Members who are attending remotely are reminded of the constitutional requirements that they must be physically present in the confines of the place which Parliament has chosen to sit, namely, Leinster House, in order to participate in public meetings.

I will call Deputies Jim O'Callaghan and Doherty and Senator Higgins first.

I thank Mr. Deering and Ms Cooney for coming before the committee. The Oireachtas spends a lot of time trying to think of methods by which we can encourage people out of the car onto public transport. However, Mr. Deering is telling the committee that the most effective method of transport for people with disabilities appears to be the car. Is that correct?

Certainly, that is the case in the short term. If our public transport system was what we might want it to be then it might suit their needs. For example, if I needed a ramp at a particular DART station today, I would have to know what time I was leaving Leinster House and book it in advance, or the problem could be the last mile I had to travel. It might not seem much to somebody that a person's house is a mile from a train station or in a rural area, or that it is ten miles from a train station. It is the last link that is the difficulty. Until we have fully accessible public transport, and we are quite a distance from that, then people need personal assistance to manage their own affairs and be able to travel in a manner that is accessible to them and at a time that suits them too.

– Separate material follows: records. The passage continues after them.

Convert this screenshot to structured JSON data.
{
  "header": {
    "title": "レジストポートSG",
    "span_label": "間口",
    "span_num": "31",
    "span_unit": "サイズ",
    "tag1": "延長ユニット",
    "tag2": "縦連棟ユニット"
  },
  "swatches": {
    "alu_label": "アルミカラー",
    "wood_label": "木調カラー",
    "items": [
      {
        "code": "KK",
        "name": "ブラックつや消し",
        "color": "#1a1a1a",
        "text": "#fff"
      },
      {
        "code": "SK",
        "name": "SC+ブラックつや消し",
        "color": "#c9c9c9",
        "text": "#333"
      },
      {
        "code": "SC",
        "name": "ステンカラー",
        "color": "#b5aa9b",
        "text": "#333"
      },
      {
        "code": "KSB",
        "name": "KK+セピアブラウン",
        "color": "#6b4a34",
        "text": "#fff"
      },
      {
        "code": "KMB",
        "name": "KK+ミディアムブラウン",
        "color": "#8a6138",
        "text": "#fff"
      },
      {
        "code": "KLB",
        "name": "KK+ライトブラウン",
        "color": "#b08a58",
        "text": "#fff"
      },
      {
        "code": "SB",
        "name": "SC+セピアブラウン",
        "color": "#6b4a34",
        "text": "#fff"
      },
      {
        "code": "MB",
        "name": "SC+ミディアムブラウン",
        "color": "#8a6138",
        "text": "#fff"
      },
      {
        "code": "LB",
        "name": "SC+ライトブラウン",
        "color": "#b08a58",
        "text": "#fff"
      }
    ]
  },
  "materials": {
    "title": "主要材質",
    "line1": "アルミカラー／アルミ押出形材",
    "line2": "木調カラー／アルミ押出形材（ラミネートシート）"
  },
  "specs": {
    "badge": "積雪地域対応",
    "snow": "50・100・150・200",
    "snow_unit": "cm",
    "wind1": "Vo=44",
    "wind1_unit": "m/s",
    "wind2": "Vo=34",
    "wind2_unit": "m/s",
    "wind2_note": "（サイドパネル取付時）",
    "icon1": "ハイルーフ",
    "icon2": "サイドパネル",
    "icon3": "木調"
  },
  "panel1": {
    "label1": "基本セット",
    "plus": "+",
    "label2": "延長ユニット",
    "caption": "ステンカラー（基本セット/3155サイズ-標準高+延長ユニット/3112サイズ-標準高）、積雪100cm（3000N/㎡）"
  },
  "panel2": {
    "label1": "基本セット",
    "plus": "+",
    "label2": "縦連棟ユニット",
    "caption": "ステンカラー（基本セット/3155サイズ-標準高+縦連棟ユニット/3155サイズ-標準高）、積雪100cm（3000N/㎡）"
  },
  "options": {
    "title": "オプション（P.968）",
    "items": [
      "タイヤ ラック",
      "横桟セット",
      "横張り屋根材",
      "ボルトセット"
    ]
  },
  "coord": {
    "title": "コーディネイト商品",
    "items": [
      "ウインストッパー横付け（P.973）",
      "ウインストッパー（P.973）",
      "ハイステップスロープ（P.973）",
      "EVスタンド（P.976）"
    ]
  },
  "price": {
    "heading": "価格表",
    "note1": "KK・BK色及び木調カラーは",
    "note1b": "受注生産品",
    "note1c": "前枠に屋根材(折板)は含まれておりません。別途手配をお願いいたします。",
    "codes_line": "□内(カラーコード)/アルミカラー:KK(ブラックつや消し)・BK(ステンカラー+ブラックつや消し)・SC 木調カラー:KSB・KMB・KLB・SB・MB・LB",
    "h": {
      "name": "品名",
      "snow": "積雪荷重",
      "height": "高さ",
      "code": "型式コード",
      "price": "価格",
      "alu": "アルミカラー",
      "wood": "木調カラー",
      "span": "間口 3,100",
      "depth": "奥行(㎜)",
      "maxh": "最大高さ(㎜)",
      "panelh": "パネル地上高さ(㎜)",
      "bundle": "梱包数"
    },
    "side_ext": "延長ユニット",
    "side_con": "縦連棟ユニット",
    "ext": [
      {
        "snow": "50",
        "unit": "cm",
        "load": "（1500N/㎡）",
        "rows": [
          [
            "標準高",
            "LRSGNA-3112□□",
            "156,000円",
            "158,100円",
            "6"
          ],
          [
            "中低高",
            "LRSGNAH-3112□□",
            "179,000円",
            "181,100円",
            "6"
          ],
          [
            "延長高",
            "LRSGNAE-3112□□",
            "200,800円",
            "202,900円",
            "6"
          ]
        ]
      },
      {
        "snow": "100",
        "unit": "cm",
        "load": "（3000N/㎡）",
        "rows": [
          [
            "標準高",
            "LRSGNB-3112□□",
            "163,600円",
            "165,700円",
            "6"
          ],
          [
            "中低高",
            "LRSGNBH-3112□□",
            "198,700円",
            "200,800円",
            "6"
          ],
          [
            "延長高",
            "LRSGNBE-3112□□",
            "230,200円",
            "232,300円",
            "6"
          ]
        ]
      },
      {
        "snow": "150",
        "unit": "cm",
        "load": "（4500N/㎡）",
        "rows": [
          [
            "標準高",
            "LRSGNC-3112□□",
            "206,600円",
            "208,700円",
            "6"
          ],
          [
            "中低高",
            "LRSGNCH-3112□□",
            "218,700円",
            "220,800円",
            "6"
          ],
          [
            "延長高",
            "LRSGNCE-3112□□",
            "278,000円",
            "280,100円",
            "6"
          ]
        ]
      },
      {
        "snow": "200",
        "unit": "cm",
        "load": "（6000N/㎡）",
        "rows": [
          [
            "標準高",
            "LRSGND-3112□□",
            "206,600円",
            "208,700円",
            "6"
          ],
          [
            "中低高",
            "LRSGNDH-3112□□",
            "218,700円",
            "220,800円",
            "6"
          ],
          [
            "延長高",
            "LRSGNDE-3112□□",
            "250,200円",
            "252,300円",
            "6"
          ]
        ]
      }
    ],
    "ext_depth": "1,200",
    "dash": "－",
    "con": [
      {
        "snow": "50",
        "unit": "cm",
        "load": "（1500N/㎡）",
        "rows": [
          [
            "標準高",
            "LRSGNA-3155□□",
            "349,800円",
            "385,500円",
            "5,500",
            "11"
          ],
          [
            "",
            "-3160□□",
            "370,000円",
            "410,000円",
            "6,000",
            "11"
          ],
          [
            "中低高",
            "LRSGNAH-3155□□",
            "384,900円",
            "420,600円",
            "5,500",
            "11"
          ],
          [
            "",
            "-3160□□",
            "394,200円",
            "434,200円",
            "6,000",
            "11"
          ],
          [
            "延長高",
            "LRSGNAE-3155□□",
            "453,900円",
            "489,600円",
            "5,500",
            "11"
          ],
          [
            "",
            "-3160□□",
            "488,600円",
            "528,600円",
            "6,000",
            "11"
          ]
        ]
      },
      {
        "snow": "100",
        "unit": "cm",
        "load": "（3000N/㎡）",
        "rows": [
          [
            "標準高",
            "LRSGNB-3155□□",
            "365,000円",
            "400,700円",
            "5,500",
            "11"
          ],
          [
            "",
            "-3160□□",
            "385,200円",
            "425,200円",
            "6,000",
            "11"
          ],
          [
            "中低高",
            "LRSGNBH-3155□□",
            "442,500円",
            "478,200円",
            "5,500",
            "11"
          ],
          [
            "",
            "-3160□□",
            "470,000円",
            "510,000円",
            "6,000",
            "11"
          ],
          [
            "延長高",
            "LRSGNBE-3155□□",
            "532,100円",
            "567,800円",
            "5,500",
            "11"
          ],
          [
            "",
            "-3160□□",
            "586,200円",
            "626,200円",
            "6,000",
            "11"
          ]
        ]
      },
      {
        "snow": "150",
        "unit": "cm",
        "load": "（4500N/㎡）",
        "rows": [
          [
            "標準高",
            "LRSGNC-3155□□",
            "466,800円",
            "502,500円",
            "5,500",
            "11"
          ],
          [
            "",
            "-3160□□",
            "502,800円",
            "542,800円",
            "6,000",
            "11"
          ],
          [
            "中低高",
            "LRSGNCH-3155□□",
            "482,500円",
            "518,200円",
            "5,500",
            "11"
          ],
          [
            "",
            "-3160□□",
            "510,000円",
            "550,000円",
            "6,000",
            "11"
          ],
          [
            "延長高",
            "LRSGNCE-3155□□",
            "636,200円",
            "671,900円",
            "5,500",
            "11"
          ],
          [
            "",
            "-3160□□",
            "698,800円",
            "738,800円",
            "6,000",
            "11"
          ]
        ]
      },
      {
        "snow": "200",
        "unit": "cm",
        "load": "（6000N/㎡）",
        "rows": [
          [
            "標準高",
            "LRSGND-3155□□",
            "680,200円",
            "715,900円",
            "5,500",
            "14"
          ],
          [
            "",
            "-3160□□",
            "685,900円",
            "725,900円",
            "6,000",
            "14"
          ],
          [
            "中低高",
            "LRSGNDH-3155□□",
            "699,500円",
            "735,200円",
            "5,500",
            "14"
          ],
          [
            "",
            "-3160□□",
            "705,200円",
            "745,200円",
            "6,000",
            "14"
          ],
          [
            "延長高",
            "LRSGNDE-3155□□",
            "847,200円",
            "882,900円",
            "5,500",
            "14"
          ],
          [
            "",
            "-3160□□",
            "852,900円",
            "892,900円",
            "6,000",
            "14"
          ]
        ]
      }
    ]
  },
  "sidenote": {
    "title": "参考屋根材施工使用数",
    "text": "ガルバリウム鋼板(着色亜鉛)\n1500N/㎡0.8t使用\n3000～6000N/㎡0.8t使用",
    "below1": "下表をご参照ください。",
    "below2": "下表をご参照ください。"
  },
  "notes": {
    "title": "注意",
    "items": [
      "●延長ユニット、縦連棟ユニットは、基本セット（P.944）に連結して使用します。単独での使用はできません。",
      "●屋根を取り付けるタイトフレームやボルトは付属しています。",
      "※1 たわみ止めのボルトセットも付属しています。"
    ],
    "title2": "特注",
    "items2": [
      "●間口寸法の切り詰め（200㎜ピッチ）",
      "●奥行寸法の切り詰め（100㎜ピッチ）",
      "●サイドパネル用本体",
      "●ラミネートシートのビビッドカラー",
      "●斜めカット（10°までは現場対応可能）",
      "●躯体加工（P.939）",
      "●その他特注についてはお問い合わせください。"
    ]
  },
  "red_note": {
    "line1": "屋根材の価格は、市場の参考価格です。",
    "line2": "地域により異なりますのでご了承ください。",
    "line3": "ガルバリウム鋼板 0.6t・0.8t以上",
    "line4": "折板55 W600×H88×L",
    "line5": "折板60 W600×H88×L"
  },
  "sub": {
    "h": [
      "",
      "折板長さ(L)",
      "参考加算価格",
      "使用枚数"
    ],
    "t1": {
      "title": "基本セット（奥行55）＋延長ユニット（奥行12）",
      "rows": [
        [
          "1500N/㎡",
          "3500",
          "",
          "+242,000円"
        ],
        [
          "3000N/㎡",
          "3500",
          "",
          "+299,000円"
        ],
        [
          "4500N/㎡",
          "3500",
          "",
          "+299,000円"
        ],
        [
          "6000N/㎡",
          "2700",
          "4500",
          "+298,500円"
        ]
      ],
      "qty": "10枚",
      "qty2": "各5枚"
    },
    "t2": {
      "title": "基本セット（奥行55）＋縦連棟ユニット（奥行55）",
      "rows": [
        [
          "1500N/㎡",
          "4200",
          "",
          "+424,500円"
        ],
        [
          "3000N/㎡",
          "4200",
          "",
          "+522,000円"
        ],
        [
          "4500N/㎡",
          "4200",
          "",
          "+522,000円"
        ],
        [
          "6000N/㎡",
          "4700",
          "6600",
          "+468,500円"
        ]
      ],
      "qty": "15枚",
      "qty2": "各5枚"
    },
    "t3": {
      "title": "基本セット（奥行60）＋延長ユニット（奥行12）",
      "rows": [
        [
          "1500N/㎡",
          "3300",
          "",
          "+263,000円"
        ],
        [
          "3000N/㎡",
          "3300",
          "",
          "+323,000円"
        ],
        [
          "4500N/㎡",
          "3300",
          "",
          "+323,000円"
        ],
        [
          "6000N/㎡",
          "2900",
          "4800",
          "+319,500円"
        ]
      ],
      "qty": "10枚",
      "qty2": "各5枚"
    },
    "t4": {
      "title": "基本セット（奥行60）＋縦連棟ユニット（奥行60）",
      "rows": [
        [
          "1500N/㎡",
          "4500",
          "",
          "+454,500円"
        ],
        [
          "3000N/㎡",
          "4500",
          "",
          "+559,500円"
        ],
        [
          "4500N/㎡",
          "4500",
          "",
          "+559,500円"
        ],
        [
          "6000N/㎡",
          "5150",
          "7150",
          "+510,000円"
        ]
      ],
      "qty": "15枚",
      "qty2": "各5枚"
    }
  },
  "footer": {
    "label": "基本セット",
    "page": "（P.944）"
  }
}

Like most things they vary.

Many local authorities have done a lot of work in recent years to try to make footpaths more accessible by dishing footpaths and putting markings at crossings. Another issue that has arisen is where we see that sometimes people insensitively put out things like sandwich boards, signs or other things in the way of people. People do not think and they need to think more carefully, whether that is personally or on the part of officials or people working in those areas. They always need to think of universal access and design.

I would like to see that in some way they measure the person’s ability or need to be mobile. Those particular criteria apply to a certain group of people and they exclude an entire group of people who may be similarly mobile and who may have the same need for access to the grant. The application is a tick-box exercise so one either ticks one of those boxes or not. However, a significant number of people are equally immobile but do not tick those boxes. I would like the measure to look at what a person’s mobility is and what their level of need is, rather than-----

I agree that it should be a more holistic assessment of the person’s mobility and that can be measured. This is done all of the time in rehabilitation centres, hospitals and various places and they are able to measure the level of somebody’s mobility. In this case, somebody has decided that only people with those really restrictive criteria can avail-----

Yes. We have a strange situation where almost everybody is agreed that the conditions are too restrictive. What we ended up doing is enshrining those restrictive conditions in legislation. We often criticise what happened in the past but as far back as 1968 there was a better scheme and the next scheme came in during 1979. Those schemes were better. There were flaws in them but they were simple flaws. They were important flaws but it would have been easy to resolve them. One of them excluded people over a certain age so all they had to do to rectify that was include those people. Instead they withdrew the scheme. There is now a double inequity in that some people who are on those schemes rightly continue to benefit from them but they were closed to any new applicants.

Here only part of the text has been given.